Un possible lien avec un meurtre à Winnipeg
Les enquêteurs canadiens cherchent activement les liens possibles entre le meurtre de Hardeep Singh Nijjar et un autre meurtre commis à Winnipeg le 20 septembre 2023.
La victime, Sukhdool Singh Gill, appartenait au gang de Devinder Bambiha, un gang rival de celui de Bishnoi. Il était aussi un sympathisant khalistanais. Il figurait d’ailleurs sur une liste de terroristes
du gouvernement indien la veille de son assassinat.
Dans une publication sur Facebook mise en lumière par India TV (Nouvelle fenêtre) (en anglais), Lawrence Bishnoi a déclaré que Sukhdool Singh Gill était un toxicomane.

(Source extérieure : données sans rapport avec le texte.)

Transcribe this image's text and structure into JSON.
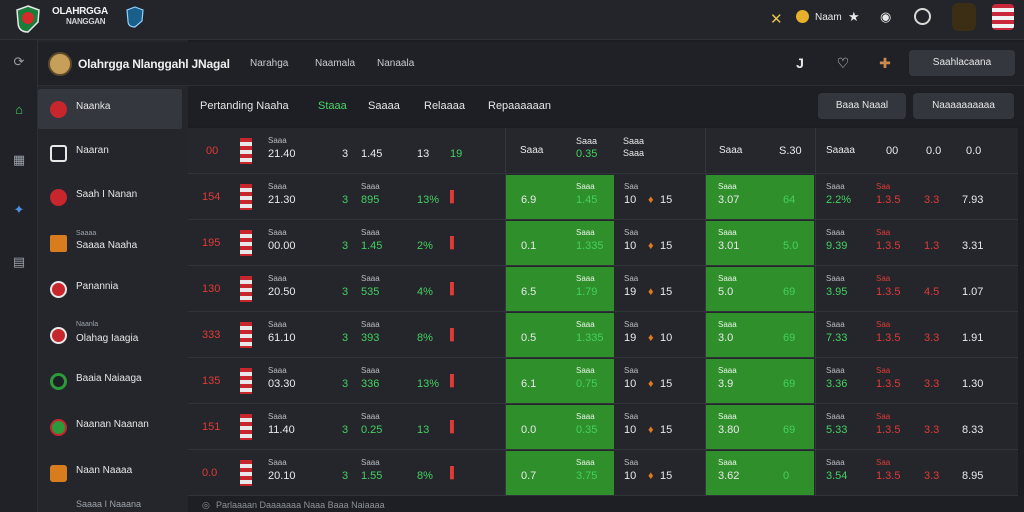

Il affirme également que sa mort était une vengeance pour divers meurtres commis pour des motifs où se confondent le crime et la politique.
Conséquence du « laxisme du Canada », dit l'Inde
Après l’arrestation de trois de ses ressortissants à Edmonton vendredi, l’Inde a déclaré que leur présence sur le sol canadien était le résultat du laxisme du Canada.
Le ministre indien des Affaires étrangères, Subrahmanyam Jaishankar, a reproché au Canada la présence sur son sol de « criminels recherchés » par l'Inde. (Photo d'archives)
Photo : AP / Alexander Nemenov
Samedi, dans l'État d'Odisha, le ministre indien des Affaires étrangères, Subrahmanyam Jaishankar, a déclaré : Quelqu'un a peut-être été arrêté là-bas, la police a peut-être mené une enquête, mais le fait est qu'un certain nombre de membres de gangs ayant des liens avec le crime organisé du Pendjab ont été accueillis au Canada.
Il a ajouté que l'Inde avait averti le Canada qu'il accueillait des criminels recherchés en Inde
.
Vous leur avez donné des visas, vous les avez laissés venir, alors que beaucoup d'entre eux avaient de faux papiers. [...] Si vous décidez d'accueillir à des fins politiques des personnes aux antécédents très douteux, voire très négatifs, il y aura des problèmes.
Le ministre fédéral de l'Immigration, Marc Miller, a refusé, lundi, de commenter le statut d'immigration des membres du groupe d'assassins présumés, rappelant que l'enquête policière est en cours.
Le ministre indien des Affaires étrangères a le droit d’avoir son opinion
, a-t-il déclaré. Elle n'est tout simplement pas exacte.